When wavelength is comparable to feature size. Visible light (λ ~ 500 nm) diffracts at slits or holes ~ µm to mm size. Sound (λ ~ 1 m) diffracts around walls and around corners — that's why you can hear someone around a corner. Radio (λ ~ m) diffracts around buildings and hills.

How does the double-slit experiment work?

Two narrow slits, distance d apart. Light passing through both interferes. Bright fringes where path difference is integer wavelengths (constructive). Dark fringes where it's half-integer (destructive). Fringe positions: y = m·λ·L/d, where L is screen distance. Iconic experiment showed light is wave (Young, 1801) and later that electrons also diffract (matter waves).

What's a diffraction grating?

A surface with many regularly spaced slits or grooves. Each slit diffracts; light from many slits interferes. Result — sharp, well-separated bright maxima. Grating equation: d·sin θ = m·λ. Used in spectrometers (separate wavelengths), CDs/DVDs (act as gratings), monochromators in lab. Higher slit density → wider angular separation.
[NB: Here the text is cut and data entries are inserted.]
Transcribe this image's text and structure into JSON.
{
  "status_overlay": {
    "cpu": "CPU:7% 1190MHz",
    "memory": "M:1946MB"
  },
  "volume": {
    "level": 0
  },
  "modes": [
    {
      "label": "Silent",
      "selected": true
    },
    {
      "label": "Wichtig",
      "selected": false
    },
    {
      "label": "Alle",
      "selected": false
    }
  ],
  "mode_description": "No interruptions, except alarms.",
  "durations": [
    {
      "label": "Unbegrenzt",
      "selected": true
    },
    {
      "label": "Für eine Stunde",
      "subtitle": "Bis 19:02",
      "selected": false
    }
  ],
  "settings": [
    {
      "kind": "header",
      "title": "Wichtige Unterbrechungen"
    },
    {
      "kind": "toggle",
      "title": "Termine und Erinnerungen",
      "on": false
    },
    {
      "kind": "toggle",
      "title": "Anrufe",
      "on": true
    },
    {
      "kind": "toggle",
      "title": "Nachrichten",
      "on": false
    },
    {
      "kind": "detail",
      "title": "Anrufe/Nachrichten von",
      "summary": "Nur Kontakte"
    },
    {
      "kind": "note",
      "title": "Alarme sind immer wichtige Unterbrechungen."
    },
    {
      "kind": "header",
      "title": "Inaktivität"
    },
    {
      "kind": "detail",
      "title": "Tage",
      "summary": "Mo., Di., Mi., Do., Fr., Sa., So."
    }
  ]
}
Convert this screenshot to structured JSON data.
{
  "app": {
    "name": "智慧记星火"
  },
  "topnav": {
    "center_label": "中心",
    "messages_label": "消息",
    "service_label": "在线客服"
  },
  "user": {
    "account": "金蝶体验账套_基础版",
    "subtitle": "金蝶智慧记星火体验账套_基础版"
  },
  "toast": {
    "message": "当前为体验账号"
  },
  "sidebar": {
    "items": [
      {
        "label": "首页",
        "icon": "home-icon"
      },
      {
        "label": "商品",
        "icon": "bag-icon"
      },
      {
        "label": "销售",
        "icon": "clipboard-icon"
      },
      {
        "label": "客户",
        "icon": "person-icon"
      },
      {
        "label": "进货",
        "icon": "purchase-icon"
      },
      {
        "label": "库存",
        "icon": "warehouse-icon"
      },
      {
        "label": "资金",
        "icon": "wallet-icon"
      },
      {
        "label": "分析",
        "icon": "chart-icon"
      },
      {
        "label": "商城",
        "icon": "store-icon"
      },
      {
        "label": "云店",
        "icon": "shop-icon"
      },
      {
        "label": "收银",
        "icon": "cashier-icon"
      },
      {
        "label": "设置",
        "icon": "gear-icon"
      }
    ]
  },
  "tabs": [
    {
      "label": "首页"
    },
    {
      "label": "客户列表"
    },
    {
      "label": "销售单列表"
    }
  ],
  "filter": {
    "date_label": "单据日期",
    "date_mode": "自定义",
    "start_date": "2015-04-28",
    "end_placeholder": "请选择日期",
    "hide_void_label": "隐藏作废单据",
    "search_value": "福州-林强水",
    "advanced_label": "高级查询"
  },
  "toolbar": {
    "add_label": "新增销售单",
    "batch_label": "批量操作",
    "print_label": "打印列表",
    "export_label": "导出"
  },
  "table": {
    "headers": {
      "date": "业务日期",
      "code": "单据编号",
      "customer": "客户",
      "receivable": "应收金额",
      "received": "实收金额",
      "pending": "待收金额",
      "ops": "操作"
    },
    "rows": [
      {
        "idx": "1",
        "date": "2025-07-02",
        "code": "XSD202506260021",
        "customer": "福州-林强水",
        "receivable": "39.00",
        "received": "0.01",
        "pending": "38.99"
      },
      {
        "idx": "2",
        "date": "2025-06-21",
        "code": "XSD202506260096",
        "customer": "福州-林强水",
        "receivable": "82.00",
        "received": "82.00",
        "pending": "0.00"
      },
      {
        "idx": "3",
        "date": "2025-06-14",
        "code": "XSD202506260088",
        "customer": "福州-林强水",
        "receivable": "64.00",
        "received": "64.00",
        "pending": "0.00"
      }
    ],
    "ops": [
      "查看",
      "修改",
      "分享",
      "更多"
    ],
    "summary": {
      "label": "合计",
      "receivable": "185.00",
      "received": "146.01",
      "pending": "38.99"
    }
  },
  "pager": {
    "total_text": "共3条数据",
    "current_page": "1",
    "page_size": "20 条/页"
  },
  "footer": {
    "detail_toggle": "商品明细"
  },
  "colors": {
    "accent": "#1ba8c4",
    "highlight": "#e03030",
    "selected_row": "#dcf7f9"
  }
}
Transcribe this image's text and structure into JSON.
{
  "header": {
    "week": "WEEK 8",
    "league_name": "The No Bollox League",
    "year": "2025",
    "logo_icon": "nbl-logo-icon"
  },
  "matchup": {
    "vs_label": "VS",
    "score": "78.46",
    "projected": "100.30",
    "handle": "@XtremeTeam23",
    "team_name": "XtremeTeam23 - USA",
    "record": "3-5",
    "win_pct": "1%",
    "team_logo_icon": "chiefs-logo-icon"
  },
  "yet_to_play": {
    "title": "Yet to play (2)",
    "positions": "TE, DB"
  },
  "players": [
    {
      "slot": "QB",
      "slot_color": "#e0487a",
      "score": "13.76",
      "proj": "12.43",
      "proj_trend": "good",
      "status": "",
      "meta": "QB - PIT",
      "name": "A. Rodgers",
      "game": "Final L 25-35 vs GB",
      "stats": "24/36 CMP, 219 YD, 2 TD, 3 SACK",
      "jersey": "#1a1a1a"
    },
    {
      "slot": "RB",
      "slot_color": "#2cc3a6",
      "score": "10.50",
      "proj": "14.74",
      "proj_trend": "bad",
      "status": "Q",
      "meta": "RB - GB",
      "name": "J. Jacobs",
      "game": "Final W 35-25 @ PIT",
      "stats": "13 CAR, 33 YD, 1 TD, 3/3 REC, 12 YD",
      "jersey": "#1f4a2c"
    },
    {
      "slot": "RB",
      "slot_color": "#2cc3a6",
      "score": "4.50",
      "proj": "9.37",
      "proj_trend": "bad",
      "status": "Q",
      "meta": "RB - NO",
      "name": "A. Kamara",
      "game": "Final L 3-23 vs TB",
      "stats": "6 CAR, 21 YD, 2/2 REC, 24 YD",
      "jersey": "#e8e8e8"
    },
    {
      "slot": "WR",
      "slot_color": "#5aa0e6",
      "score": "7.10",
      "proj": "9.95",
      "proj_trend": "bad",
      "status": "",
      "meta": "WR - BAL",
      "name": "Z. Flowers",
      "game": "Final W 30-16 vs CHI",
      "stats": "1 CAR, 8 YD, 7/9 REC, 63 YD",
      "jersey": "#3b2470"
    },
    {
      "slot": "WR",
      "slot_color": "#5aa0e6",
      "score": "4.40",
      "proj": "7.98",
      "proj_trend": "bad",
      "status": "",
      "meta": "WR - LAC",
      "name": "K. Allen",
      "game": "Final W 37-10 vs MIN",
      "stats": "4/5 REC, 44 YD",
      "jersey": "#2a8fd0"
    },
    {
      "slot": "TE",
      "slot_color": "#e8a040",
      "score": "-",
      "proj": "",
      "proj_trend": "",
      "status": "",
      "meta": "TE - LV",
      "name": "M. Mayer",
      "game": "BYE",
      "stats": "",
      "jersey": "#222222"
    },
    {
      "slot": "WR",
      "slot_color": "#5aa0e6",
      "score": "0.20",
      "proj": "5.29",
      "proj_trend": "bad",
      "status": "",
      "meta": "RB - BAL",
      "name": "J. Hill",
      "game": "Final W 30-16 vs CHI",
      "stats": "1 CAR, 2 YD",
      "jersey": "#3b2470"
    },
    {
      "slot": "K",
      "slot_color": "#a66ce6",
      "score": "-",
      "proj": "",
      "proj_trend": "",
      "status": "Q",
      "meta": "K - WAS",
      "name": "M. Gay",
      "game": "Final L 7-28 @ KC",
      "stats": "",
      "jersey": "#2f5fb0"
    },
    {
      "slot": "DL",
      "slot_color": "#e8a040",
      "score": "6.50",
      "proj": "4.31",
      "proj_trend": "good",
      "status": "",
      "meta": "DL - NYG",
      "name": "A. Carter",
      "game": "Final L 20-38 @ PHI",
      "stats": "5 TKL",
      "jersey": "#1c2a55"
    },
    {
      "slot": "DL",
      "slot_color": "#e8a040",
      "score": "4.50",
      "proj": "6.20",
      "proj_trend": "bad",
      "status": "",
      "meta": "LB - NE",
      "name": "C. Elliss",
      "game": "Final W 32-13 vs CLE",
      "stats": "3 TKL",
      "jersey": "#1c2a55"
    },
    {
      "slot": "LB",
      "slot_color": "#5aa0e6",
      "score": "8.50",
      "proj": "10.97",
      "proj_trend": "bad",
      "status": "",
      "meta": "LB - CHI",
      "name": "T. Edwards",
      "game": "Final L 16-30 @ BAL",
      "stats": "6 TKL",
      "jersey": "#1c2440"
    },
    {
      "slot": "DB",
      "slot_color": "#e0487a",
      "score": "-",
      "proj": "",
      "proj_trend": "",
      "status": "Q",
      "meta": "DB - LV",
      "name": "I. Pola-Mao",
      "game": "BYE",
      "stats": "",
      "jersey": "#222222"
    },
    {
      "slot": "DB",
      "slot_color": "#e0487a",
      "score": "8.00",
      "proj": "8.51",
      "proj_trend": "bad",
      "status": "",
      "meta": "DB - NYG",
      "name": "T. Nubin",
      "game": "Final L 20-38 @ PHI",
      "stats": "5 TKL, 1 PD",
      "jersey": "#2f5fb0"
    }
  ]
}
How does diffraction limit telescopes?

Rayleigh criterion: minimum resolvable angle is ~1.22·λ/D, where D is aperture diameter. Larger telescopes resolve finer details. Hubble (D = 2.4 m, λ ~ 500 nm): minimum angle ≈ 0.05 arcsec. Larger telescopes (Webb 6.5m) resolve finer. Adaptive optics counters atmospheric turbulence; interferometry combines telescopes for even finer resolution.

What's X-ray diffraction?

X-rays (λ ~ 0.1 nm) interact with crystal lattice (atomic spacing ~0.1 nm). Bragg's law: 2d·sin θ = n·λ predicts diffraction maxima. By measuring angles, one can determine crystal structure. How DNA's double helix was discovered (Rosalind Franklin's images), how protein structures are solved, how materials are characterized.

Can sound waves diffract?

Yes, very effectively because of long wavelengths. Behind a building, you can hear sound but not see (light's λ is too short). Sound bends around corners, through windows. Audio engineering accounts for diffraction at edges of speakers. Antennas use diffraction to broadcast over the horizon.